Lo único con lo que cuentan los pobres es con su capital físico y su reputación. Para la operación de los microcréditos, la reputación es una parte muy importante. Los seres humanos son algo más que trabajadores, consumidores o empresarios; también son padres, hijos, amigos, vecinos y ciudadanos. Se preocupan por sus familias, por la comunidad en la que viven y piensan mucho en su reputación y en su relación con los demás miembros de la sociedad. Estas preocupaciones generalmente no existen para los bancos tradicionales, pero son el núcleo de los microcréditos.
Los microcréditos parten de la relación de los prestatarios con los demás miembros de la sociedad.
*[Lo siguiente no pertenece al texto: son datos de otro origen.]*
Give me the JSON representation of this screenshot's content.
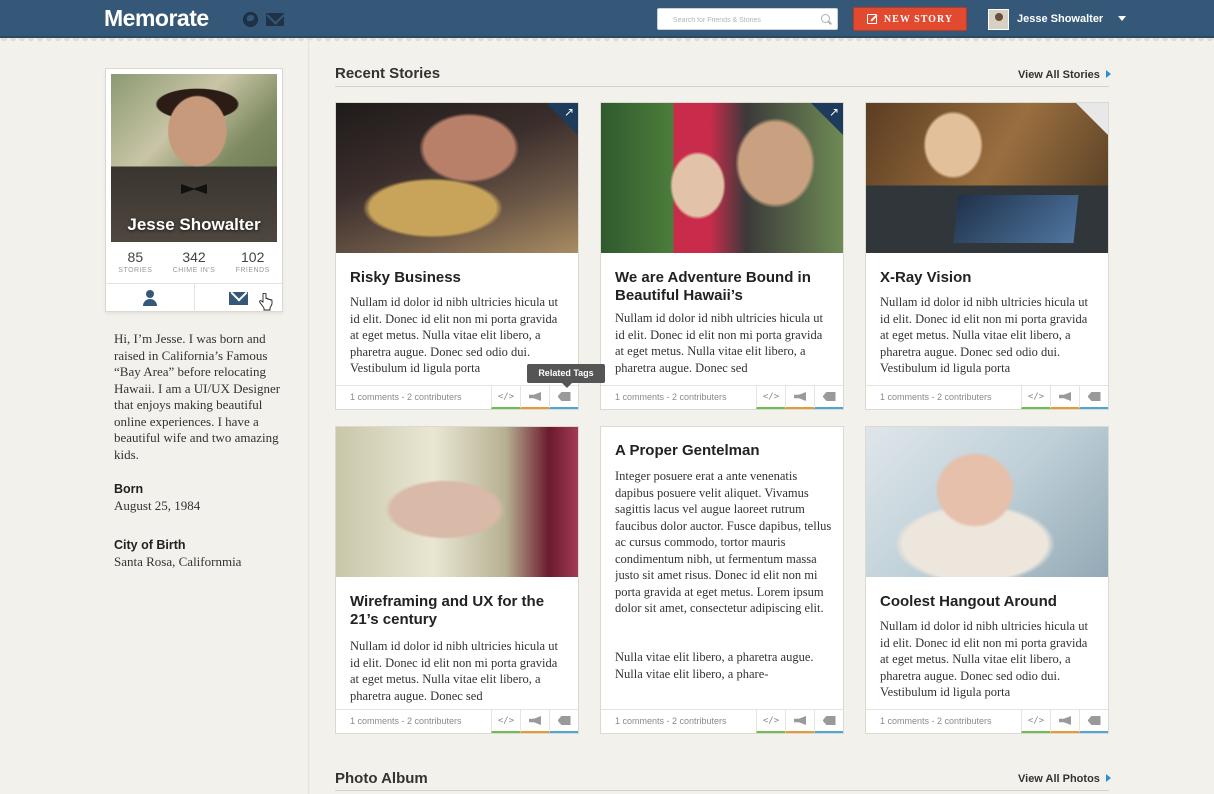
{
  "app": {
    "logo": "Memorate",
    "search_placeholder": "Search for Friends & Stories",
    "new_story_label": "NEW STORY",
    "user_name": "Jesse Showalter"
  },
  "profile": {
    "name": "Jesse Showalter",
    "stats": [
      {
        "num": "85",
        "label": "STORIES"
      },
      {
        "num": "342",
        "label": "CHIME IN'S"
      },
      {
        "num": "102",
        "label": "FRIENDS"
      }
    ],
    "bio": "Hi, I’m Jesse. I was born and raised in California’s Famous “Bay Area” before relocating Hawaii. I am a UI/UX Designer that enjoys making beautiful online experiences. I have a beautiful wife and two amazing kids.",
    "born_label": "Born",
    "born_value": "August 25, 1984",
    "city_label": "City of Birth",
    "city_value": "Santa Rosa, Californmia"
  },
  "recent": {
    "title": "Recent Stories",
    "view_all": "View All Stories"
  },
  "photos": {
    "title": "Photo Album",
    "view_all": "View All Photos"
  },
  "tooltip": "Related Tags",
  "cards": [
    {
      "title": "Risky Business",
      "excerpt": "Nullam id dolor id nibh ultricies hicula ut id elit. Donec id elit non mi porta gravida at eget metus. Nulla vitae elit libero, a pharetra augue. Donec sed odio dui. Vestibulum id ligula porta",
      "meta": "1 comments - 2 contributers"
    },
    {
      "title": "We are Adventure Bound in Beautiful Hawaii’s",
      "excerpt": "Nullam id dolor id nibh ultricies hicula ut id elit. Donec id elit non mi porta gravida at eget metus. Nulla vitae elit libero, a pharetra augue. Donec sed",
      "meta": "1 comments - 2 contributers"
    },
    {
      "title": "X-Ray Vision",
      "excerpt": "Nullam id dolor id nibh ultricies hicula ut id elit. Donec id elit non mi porta gravida at eget metus. Nulla vitae elit libero, a pharetra augue. Donec sed odio dui. Vestibulum id ligula porta",
      "meta": "1 comments - 2 contributers"
    },
    {
      "title": "Wireframing and UX for the 21’s century",
      "excerpt": "Nullam id dolor id nibh ultricies hicula ut id elit. Donec id elit non mi porta gravida at eget metus. Nulla vitae elit libero, a pharetra augue. Donec sed",
      "meta": "1 comments - 2 contributers"
    },
    {
      "title": "A Proper Gentelman",
      "excerpt": "Integer posuere erat a ante venenatis dapibus posuere velit aliquet. Vivamus sagittis lacus vel augue laoreet rutrum faucibus dolor auctor. Fusce dapibus, tellus ac cursus commodo, tortor mauris condimentum nibh, ut fermentum massa justo sit amet risus. Donec id elit non mi porta gravida at eget metus. Lorem ipsum dolor sit amet, consectetur adipiscing elit.",
      "excerpt2": "Nulla vitae elit libero, a pharetra augue. Nulla vitae elit libero, a phare-",
      "meta": "1 comments - 2 contributers"
    },
    {
      "title": "Coolest Hangout Around",
      "excerpt": "Nullam id dolor id nibh ultricies hicula ut id elit. Donec id elit non mi porta gravida at eget metus. Nulla vitae elit libero, a pharetra augue. Donec sed odio dui. Vestibulum id ligula porta",
      "meta": "1 comments - 2 contributers"
    }
  ],
  "footer_buttons": {
    "code": "</>"
  },
  "icons": {
    "share": "share-arrow-icon",
    "code": "code-icon",
    "megaphone": "megaphone-icon",
    "tag": "tag-icon"
  }
}
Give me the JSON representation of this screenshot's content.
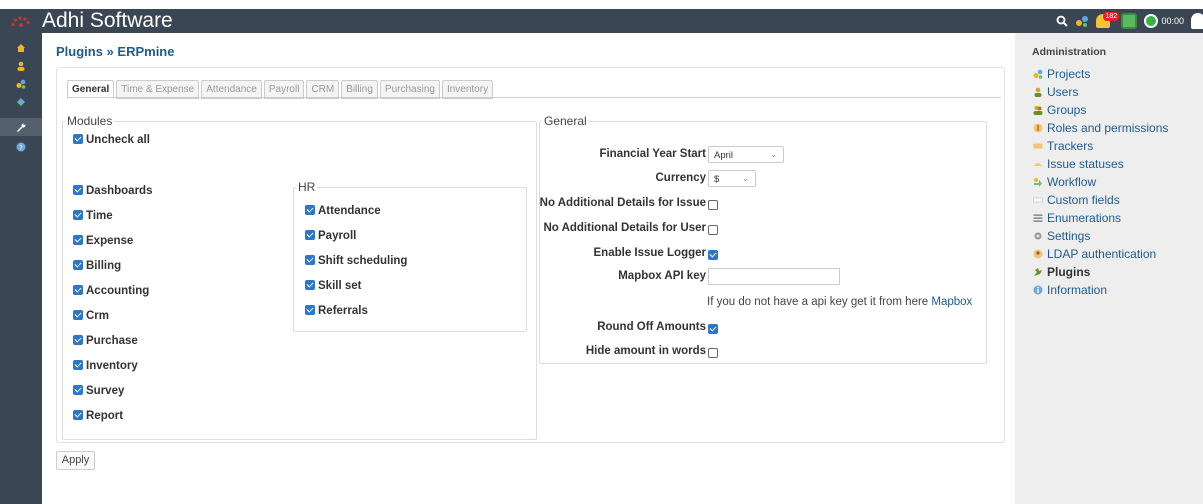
{
  "app": {
    "title": "Adhi Software",
    "notifications_count": "182",
    "timer": "00:00"
  },
  "breadcrumb": "Plugins » ERPmine",
  "tabs": [
    "General",
    "Time & Expense",
    "Attendance",
    "Payroll",
    "CRM",
    "Billing",
    "Purchasing",
    "Inventory"
  ],
  "modules": {
    "legend": "Modules",
    "uncheck_all": "Uncheck all",
    "items": [
      "Dashboards",
      "Time",
      "Expense",
      "Billing",
      "Accounting",
      "Crm",
      "Purchase",
      "Inventory",
      "Survey",
      "Report"
    ]
  },
  "hr": {
    "legend": "HR",
    "items": [
      "Attendance",
      "Payroll",
      "Shift scheduling",
      "Skill set",
      "Referrals"
    ]
  },
  "general": {
    "legend": "General",
    "financial_year_start_label": "Financial Year Start",
    "financial_year_start_value": "April",
    "currency_label": "Currency",
    "currency_value": "$",
    "no_details_issue_label": "No Additional Details for Issue",
    "no_details_user_label": "No Additional Details for User",
    "enable_issue_logger_label": "Enable Issue Logger",
    "mapbox_label": "Mapbox API key",
    "mapbox_value": "",
    "mapbox_hint": "If you do not have a api key get it from here",
    "mapbox_link": "Mapbox",
    "round_off_label": "Round Off Amounts",
    "hide_amount_label": "Hide amount in words"
  },
  "apply_label": "Apply",
  "sidebar": {
    "title": "Administration",
    "items": [
      "Projects",
      "Users",
      "Groups",
      "Roles and permissions",
      "Trackers",
      "Issue statuses",
      "Workflow",
      "Custom fields",
      "Enumerations",
      "Settings",
      "LDAP authentication",
      "Plugins",
      "Information"
    ]
  },
  "colors": {
    "header_bg": "#3b4654",
    "link": "#1f5b8d",
    "checkbox": "#2b77c9",
    "sidebar_bg": "#eeeeee"
  }
}
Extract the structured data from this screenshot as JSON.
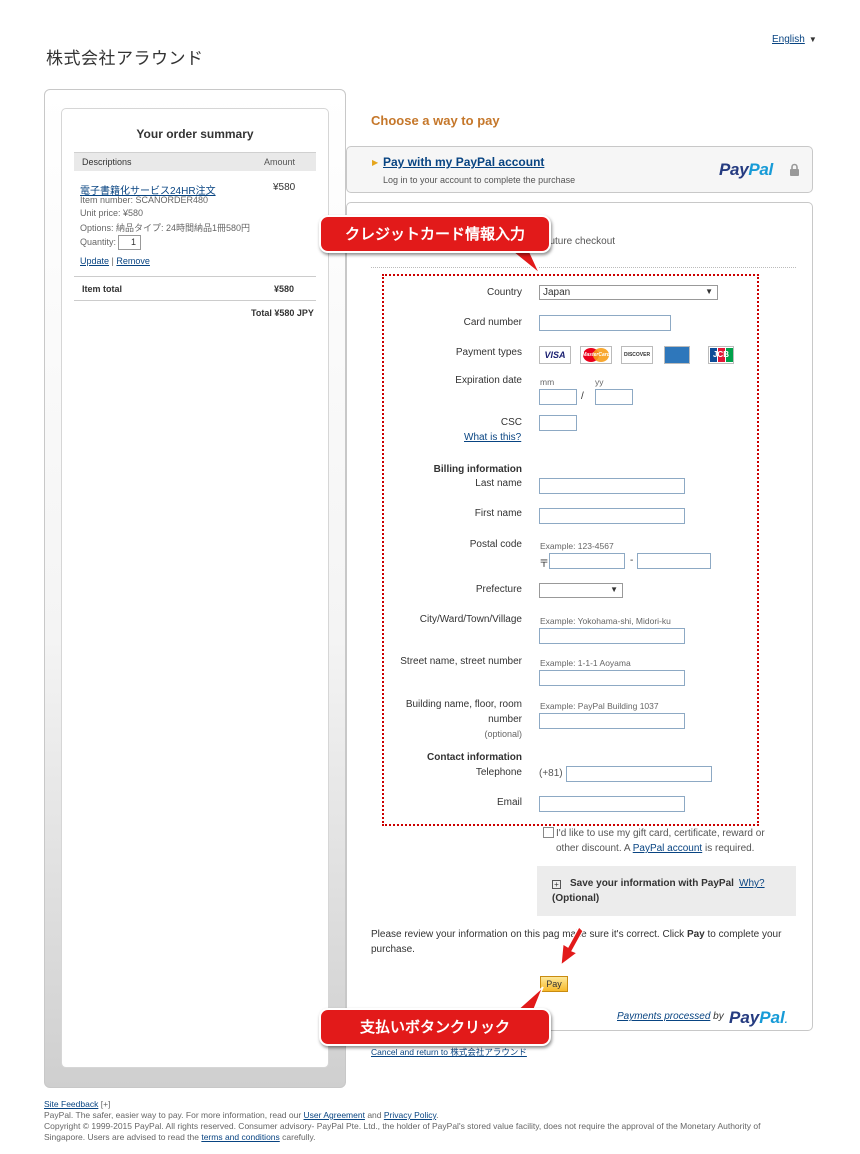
{
  "merchant": "株式会社アラウンド",
  "language": "English",
  "summary": {
    "title": "Your order summary",
    "col_desc": "Descriptions",
    "col_amount": "Amount",
    "item": {
      "name": "電子書籍化サービス24HR注文",
      "price": "¥580",
      "item_number": "Item number: SCANORDER480",
      "unit_price": "Unit price: ¥580",
      "options": "Options: 納品タイプ: 24時間納品1冊580円",
      "quantity_label": "Quantity:",
      "quantity": "1"
    },
    "update": "Update",
    "separator": "|",
    "remove": "Remove",
    "item_total_label": "Item total",
    "item_total": "¥580",
    "grand_total": "Total ¥580 JPY"
  },
  "choose_title": "Choose a way to pay",
  "paypal_account": {
    "link": "Pay with my PayPal account",
    "sub": "Log in to your account to complete the purchase",
    "logo_pay": "Pay",
    "logo_pal": "Pal"
  },
  "card": {
    "future_checkout": "er future checkout",
    "country_label": "Country",
    "country_value": "Japan",
    "card_number_label": "Card number",
    "payment_types_label": "Payment types",
    "payment_types": [
      "VISA",
      "MasterCard",
      "DISCOVER",
      "AMEX",
      "JCB"
    ],
    "expiration_label": "Expiration date",
    "mm": "mm",
    "yy": "yy",
    "slash": "/",
    "csc_label": "CSC",
    "what_is_this": "What is this?",
    "billing_heading": "Billing information",
    "last_name_label": "Last name",
    "first_name_label": "First name",
    "postal_label": "Postal code",
    "postal_example": "Example: 123-4567",
    "postal_mark": "〒",
    "postal_dash": "-",
    "prefecture_label": "Prefecture",
    "city_label": "City/Ward/Town/Village",
    "city_example": "Example: Yokohama-shi, Midori-ku",
    "street_label": "Street name, street number",
    "street_example": "Example: 1-1-1 Aoyama",
    "building_label_1": "Building name, floor, room",
    "building_label_2": "number",
    "building_optional": "(optional)",
    "building_example": "Example: PayPal Building 1037",
    "contact_heading": "Contact information",
    "telephone_label": "Telephone",
    "telephone_prefix": "(+81)",
    "email_label": "Email"
  },
  "gift": {
    "text_1": "I'd like to use my gift card, certificate, reward or other discount. A ",
    "link": "PayPal account",
    "text_2": " is required."
  },
  "save_info": {
    "plus": "+",
    "title": "Save your information with PayPal",
    "why": "Why?",
    "optional": "(Optional)"
  },
  "review": {
    "text_1": "Please review your information on this pag",
    "text_2": " make sure it's correct. Click ",
    "bold": "Pay",
    "text_3": " to complete your purchase."
  },
  "pay_button": "Pay",
  "processed": {
    "link": "Payments processed",
    "by": "by",
    "logo_pay": "Pay",
    "logo_pal": "Pal",
    "dot": "."
  },
  "cancel": "Cancel and return to 株式会社アラウンド",
  "callouts": {
    "card_info": "クレジットカード情報入力",
    "pay_click": "支払いボタンクリック"
  },
  "footer": {
    "feedback": "Site Feedback",
    "feedback_mark": "[+]",
    "line1_a": "PayPal. The safer, easier way to pay. For more information, read our ",
    "user_agreement": "User Agreement",
    "and": " and ",
    "privacy": "Privacy Policy",
    "period": ".",
    "line2": "Copyright © 1999-2015 PayPal. All rights reserved. Consumer advisory- PayPal Pte. Ltd., the holder of PayPal's stored value facility, does not require the approval of the Monetary Authority of",
    "line3_a": "Singapore. Users are advised to read the ",
    "terms": "terms and conditions",
    "line3_b": " carefully."
  },
  "colors": {
    "accent_orange": "#c5772a",
    "link_blue": "#084482",
    "callout_red": "#e21a1a",
    "paypal_dark": "#253b80",
    "paypal_light": "#179bd7"
  }
}
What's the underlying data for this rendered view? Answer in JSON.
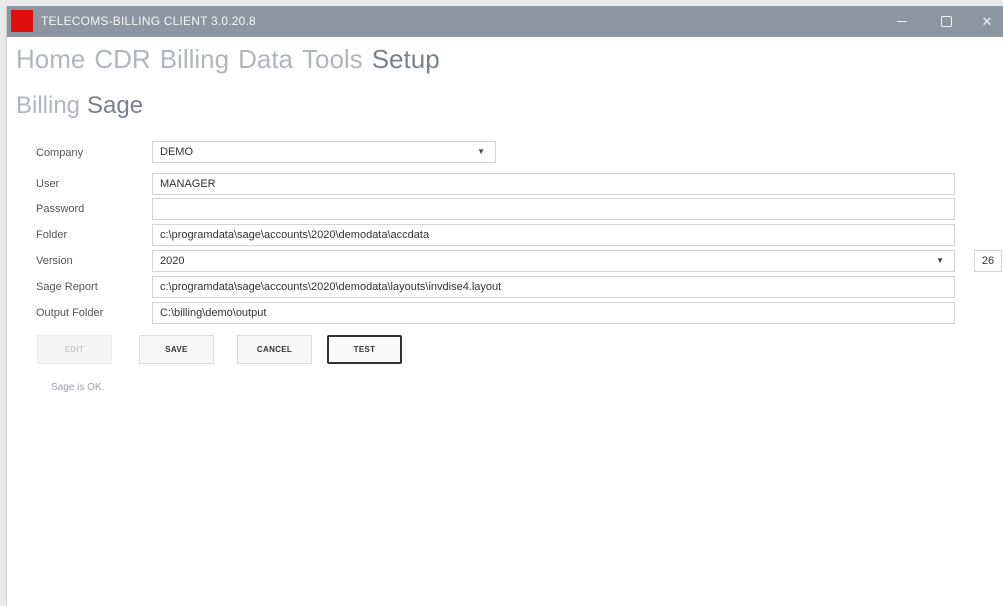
{
  "window": {
    "title": "TELECOMS-BILLING CLIENT 3.0.20.8",
    "minimize_icon": "minimize-icon",
    "maximize_icon": "maximize-icon",
    "close_icon": "close-icon",
    "close_glyph": "✕",
    "titlebar_color": "#8d95a3",
    "app_icon_color": "#e01010"
  },
  "main_nav": {
    "items": [
      "Home",
      "CDR",
      "Billing",
      "Data",
      "Tools",
      "Setup"
    ],
    "active": "Setup"
  },
  "sub_nav": {
    "items": [
      "Billing",
      "Sage"
    ],
    "active": "Sage"
  },
  "form": {
    "company": {
      "label": "Company",
      "value": "DEMO"
    },
    "user": {
      "label": "User",
      "value": "MANAGER"
    },
    "password": {
      "label": "Password",
      "value": ""
    },
    "folder": {
      "label": "Folder",
      "value": "c:\\programdata\\sage\\accounts\\2020\\demodata\\accdata"
    },
    "version": {
      "label": "Version",
      "value": "2020",
      "number": "26"
    },
    "sage_report": {
      "label": "Sage Report",
      "value": "c:\\programdata\\sage\\accounts\\2020\\demodata\\layouts\\invdise4.layout"
    },
    "output_folder": {
      "label": "Output Folder",
      "value": "C:\\billing\\demo\\output"
    }
  },
  "buttons": {
    "edit": "EDIT",
    "save": "SAVE",
    "cancel": "CANCEL",
    "test": "TEST"
  },
  "status": "Sage is OK.",
  "dropdown_glyph": "▼"
}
Es un requisito que las personas se unan a grupos de cinco personas con ideas afines y que vivan en condiciones económicas y sociales similares. De esta forma, se crean incentivos para la cooperación entre prestatarios con el fin de salir adelante en sus negocios. Ninguno de los prestatarios está solo. Cuando uno de los cinco amigos desea pedir un préstamo, los otros cuatro deben aprobarlo. A pesar de que cada prestatario es responsable de su propio crédito, el grupo funciona como una pequeña red social que proporciona aliento, apoyo psicológico y en ocasiones ayuda practica para sobrellevar la carga de la deuda. La presión social positiva generada por el grupo contribuye en gran medida a que los prestatarios cumplan sus compromisos. La pertenencia a un grupo no sólo genera apoyo y protección, sino que también atenúa los posibles patrones erráticos de conducta de sus miembros, logrando con ello que cada prestario sea más fiable. Por otra parte, la presión ejercida por el grupo anima al individuo a desarrollar su potencial.
El concepto de los microcréditos fue fundado por Yunus sobre la base de la confianza humana y el conocimiento de que los pobres no pueden arriesgarse a un impago porque ésa es la única oportunidad que tienen de solucionar sus problemas.
c) Recomendaciones
Algunos programas contra la pobreza son efectivos, mientras que otros se limitan a malgastar energía y recursos. Yunus enumera algunas características que debieran tener los programas de alivio de la pobreza:
i) Los programas contra la pobreza deben empezar con una definición de la pobreza clara y operativa.
ii) No malgastar recursos.
iii) Focalizarse en las necesidades de los pobres. iv) Incluir a las mujeres como población objetivo.
v) Comprometer a los patrocinadores a largo plazo. vi) Eliminar limosnas, regalos, caridad y paternalismo. vii) Confiar en las habilidades de los pobres.